To meet with us, the best way is to visit our virtual Office Hours. Many of us are available at other times by appointment. In Office Hours, you can ask questions about the material, receive guidance on assignments, and work with peers and course staff in a small group setting.
Office Hours are scheduled times where you can meet with members of the course staff to discuss course concepts, get assistance with specific parts of the assignments, or discuss computer science and/or life outside of it. You can our office hours schedule on the Staff/Office Hours page.
Extenuating Circumstances: “Don’t Suffer in Silence”¶
We recognize that our students come from varied backgrounds and can have widely-varying circumstances. We also acknowledge that the incredibly unusual circumstances of this particular quarter may bring unique challenges. If you have any unforeseen circumstances that arise during the course, please do not hesitate to contact the course staff or the instructor to discuss your situation. The sooner we are made aware, the more easily we can provide accommodations.
Typically, extenuating circumstances include work-school balance, familial responsibilities, health concerns, or anything else beyond your control that may negatively impact your performance in the class.

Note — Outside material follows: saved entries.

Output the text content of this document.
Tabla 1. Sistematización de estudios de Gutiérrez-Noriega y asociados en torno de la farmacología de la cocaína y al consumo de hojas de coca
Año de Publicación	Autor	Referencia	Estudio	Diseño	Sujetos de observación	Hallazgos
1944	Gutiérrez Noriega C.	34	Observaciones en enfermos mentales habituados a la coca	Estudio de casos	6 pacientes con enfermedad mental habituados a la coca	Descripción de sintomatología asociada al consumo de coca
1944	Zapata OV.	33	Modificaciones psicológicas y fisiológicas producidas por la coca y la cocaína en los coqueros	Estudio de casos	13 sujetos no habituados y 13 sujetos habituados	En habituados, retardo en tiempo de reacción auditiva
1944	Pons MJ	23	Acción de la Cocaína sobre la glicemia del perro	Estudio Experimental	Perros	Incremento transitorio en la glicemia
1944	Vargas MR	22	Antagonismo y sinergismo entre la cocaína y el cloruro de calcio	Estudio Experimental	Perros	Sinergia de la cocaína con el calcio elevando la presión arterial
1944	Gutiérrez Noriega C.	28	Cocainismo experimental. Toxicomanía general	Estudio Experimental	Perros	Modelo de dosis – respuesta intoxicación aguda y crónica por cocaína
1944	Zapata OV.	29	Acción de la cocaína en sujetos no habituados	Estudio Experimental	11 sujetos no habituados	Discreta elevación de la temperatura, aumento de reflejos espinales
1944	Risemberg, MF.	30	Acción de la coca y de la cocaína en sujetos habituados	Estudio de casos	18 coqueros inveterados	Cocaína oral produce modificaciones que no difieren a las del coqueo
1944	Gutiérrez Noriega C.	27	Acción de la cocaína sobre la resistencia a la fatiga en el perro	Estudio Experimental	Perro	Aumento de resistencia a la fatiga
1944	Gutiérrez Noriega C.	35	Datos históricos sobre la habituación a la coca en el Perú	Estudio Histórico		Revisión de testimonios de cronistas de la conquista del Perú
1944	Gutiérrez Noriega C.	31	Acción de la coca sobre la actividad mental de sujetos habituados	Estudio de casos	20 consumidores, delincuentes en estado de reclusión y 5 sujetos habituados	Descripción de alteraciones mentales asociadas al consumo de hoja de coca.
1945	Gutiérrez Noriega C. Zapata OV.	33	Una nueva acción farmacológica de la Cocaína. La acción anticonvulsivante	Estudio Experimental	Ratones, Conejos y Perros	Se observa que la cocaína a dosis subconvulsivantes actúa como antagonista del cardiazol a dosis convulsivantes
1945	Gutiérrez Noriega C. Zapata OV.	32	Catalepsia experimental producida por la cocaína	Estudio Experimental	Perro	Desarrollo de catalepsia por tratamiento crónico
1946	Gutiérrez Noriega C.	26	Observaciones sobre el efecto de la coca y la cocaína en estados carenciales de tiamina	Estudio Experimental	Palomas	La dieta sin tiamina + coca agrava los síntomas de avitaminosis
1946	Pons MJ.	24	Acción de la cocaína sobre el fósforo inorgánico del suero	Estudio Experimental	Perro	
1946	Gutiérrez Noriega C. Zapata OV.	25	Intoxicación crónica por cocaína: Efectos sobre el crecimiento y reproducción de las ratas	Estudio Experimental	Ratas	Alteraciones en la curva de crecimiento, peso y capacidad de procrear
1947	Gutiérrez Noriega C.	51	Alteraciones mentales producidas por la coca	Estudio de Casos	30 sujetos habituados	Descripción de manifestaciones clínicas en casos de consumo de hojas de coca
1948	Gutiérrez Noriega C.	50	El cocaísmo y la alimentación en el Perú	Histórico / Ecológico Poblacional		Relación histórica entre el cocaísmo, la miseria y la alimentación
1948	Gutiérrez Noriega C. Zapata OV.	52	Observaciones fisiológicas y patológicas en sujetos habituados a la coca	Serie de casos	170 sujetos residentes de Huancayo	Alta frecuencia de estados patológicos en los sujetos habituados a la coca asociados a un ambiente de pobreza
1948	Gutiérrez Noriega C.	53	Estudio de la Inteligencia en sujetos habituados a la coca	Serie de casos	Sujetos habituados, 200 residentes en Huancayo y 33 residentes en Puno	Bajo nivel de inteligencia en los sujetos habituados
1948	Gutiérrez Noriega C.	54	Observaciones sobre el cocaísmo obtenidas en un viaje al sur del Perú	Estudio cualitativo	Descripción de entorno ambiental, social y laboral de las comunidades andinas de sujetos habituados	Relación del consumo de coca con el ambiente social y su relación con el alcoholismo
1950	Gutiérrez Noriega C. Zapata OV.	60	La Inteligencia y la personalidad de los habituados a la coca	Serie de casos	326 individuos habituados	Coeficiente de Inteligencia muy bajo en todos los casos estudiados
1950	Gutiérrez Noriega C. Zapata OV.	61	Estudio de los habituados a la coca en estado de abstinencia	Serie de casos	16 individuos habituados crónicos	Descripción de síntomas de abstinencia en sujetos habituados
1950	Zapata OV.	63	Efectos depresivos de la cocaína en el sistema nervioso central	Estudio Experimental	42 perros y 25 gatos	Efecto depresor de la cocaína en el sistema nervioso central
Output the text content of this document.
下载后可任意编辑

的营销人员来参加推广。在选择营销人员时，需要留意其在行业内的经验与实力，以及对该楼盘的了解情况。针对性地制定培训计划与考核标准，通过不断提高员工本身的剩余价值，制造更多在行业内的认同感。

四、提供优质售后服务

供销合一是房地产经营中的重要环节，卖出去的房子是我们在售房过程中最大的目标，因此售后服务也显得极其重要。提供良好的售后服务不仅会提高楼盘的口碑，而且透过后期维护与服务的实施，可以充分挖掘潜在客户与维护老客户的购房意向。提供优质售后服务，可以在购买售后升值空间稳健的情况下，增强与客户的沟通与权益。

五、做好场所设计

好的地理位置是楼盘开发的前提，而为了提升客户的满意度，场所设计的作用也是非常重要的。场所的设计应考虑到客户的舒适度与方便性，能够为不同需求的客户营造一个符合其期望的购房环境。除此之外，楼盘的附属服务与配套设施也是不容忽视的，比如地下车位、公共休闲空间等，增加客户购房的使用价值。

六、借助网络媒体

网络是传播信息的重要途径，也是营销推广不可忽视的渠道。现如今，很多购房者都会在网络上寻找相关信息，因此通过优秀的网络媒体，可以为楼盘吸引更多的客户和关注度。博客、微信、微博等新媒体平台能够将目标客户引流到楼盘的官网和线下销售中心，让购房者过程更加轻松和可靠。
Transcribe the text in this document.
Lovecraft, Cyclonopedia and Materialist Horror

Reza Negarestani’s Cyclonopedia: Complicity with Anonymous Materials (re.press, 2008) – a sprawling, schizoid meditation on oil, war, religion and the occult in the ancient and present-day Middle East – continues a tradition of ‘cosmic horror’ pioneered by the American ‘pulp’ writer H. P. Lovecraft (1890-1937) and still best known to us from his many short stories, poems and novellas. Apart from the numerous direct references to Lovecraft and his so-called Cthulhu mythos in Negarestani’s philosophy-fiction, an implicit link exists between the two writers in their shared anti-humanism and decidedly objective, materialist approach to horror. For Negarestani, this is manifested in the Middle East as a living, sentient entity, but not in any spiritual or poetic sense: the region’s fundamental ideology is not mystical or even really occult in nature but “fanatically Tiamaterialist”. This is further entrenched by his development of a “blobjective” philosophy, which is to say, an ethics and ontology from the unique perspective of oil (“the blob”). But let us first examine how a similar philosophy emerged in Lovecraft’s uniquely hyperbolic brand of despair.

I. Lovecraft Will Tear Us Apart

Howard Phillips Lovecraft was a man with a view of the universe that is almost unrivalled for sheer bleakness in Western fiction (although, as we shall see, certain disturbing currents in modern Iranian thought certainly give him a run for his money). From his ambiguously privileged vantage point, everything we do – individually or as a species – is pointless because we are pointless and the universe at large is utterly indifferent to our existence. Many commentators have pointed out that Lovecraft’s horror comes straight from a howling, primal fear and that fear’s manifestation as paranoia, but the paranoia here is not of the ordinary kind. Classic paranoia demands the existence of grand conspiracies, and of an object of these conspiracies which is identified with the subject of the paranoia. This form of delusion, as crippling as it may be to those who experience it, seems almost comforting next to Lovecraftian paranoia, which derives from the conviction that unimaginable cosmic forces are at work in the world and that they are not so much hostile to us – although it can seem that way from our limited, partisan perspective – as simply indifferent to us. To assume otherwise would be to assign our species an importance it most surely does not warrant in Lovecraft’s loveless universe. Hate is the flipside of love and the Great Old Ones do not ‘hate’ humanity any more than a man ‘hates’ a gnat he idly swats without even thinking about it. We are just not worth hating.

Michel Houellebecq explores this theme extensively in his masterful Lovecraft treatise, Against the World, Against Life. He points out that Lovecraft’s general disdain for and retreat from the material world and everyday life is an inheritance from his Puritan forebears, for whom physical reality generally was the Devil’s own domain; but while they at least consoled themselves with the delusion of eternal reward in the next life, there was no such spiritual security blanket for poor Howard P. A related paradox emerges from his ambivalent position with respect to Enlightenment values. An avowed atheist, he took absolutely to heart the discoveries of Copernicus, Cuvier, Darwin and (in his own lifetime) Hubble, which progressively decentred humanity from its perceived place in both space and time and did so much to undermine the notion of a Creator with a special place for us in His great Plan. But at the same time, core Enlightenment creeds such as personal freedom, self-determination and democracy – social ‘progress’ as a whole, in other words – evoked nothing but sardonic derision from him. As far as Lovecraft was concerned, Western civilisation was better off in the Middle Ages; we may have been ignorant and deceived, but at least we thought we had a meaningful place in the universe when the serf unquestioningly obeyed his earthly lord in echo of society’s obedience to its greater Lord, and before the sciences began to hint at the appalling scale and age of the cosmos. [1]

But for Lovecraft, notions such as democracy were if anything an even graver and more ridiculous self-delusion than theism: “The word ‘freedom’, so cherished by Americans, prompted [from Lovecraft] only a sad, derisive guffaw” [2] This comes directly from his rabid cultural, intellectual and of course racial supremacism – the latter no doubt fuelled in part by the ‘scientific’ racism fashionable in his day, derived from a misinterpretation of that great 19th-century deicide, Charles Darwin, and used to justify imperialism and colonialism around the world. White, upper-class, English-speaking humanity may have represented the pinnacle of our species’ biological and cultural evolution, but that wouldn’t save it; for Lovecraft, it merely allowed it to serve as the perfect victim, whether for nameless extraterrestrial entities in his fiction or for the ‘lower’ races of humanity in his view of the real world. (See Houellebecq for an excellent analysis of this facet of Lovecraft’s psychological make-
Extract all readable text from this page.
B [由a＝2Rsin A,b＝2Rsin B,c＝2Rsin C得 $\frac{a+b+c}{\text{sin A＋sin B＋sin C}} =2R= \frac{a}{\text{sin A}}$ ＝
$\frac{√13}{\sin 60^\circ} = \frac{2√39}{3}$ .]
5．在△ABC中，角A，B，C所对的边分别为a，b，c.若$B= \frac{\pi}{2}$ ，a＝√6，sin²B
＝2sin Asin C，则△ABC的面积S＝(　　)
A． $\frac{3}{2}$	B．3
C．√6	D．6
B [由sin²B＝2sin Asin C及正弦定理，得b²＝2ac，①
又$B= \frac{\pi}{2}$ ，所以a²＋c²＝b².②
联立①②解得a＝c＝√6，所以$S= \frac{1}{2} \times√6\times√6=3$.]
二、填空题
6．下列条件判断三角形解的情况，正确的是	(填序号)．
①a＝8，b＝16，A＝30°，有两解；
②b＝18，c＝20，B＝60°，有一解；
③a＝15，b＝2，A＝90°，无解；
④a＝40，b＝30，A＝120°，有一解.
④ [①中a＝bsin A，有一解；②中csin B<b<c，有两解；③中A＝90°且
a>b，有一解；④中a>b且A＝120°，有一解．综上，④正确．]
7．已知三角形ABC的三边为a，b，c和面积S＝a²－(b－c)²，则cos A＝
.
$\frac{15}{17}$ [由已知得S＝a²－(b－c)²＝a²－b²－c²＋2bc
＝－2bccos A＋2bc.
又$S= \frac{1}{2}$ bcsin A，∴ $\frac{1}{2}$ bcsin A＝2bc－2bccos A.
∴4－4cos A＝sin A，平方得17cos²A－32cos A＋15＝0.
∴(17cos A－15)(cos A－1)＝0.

Additionally, while some amount of “productive struggle” is healthy for learning, you should ask the course staff for help if you have been stuck on an issue for a very long time.
Life happens! While our focus is providing an excellent educational environment, our course does not exist in a vacuum. Our ultimate goal as a course staff is to provide you with the ability to be successful, and we encourage you to work with us to make that happen.
Your experience in this class should not be affected by any disabilities that you may have. The Disability Resources for Students (DRS) office can help you establish accommodations with the course staff.
DRS Instructions for Students
If you have already established accommodations with DRS, please communicate your approved accommodations to the lecturers at your earliest convenience so we can discuss your needs in this course.
If you have not yet established services through DRS, but have a temporary health condition or permanent disability that requires accommodations (conditions include but not limited to; mental health, attention-related, learning, vision, hearing, physical or health impacts), you are welcome to contact DRS. DRS offers resources and coordinates reasonable accommodations for students with disabilities and/or temporary health conditions.
Reasonable accommodations are established through an interactive process between you, your lecturer(s) and DRS. It is the policy and practice of the University of Washington to create inclusive and accessible learning environments consistent with federal and state law.
Washington state law requires that UW develop a policy for accommodation of student absences or significant hardship due to reasons of faith or conscience, or for organized religious activities. The UW’s policy, including more information about how to request an accommodation, is available at Religious Accommodations Policy. Accommodations must be requested within the first two weeks of this course using the Religious Accommodations Request form.
Our code and our projects are made better by considering a variety of viewpoints. Your course staff is committed to the values outlined in the Allen School’s inclusiveness statement, and you are expected to uphold a supportive and inclusive learning environment.
If, at any point, you are made to feel uncomfortable, disrespected, or excluded by a staff member or fellow student, please report the incident so that we may address the issue and maintain a supportive and inclusive learning environment. Should you feel uncomfortable bringing up an issue with a staff member directly, you may consider submitting anonymous feedback or contacting the Office of the Ombud.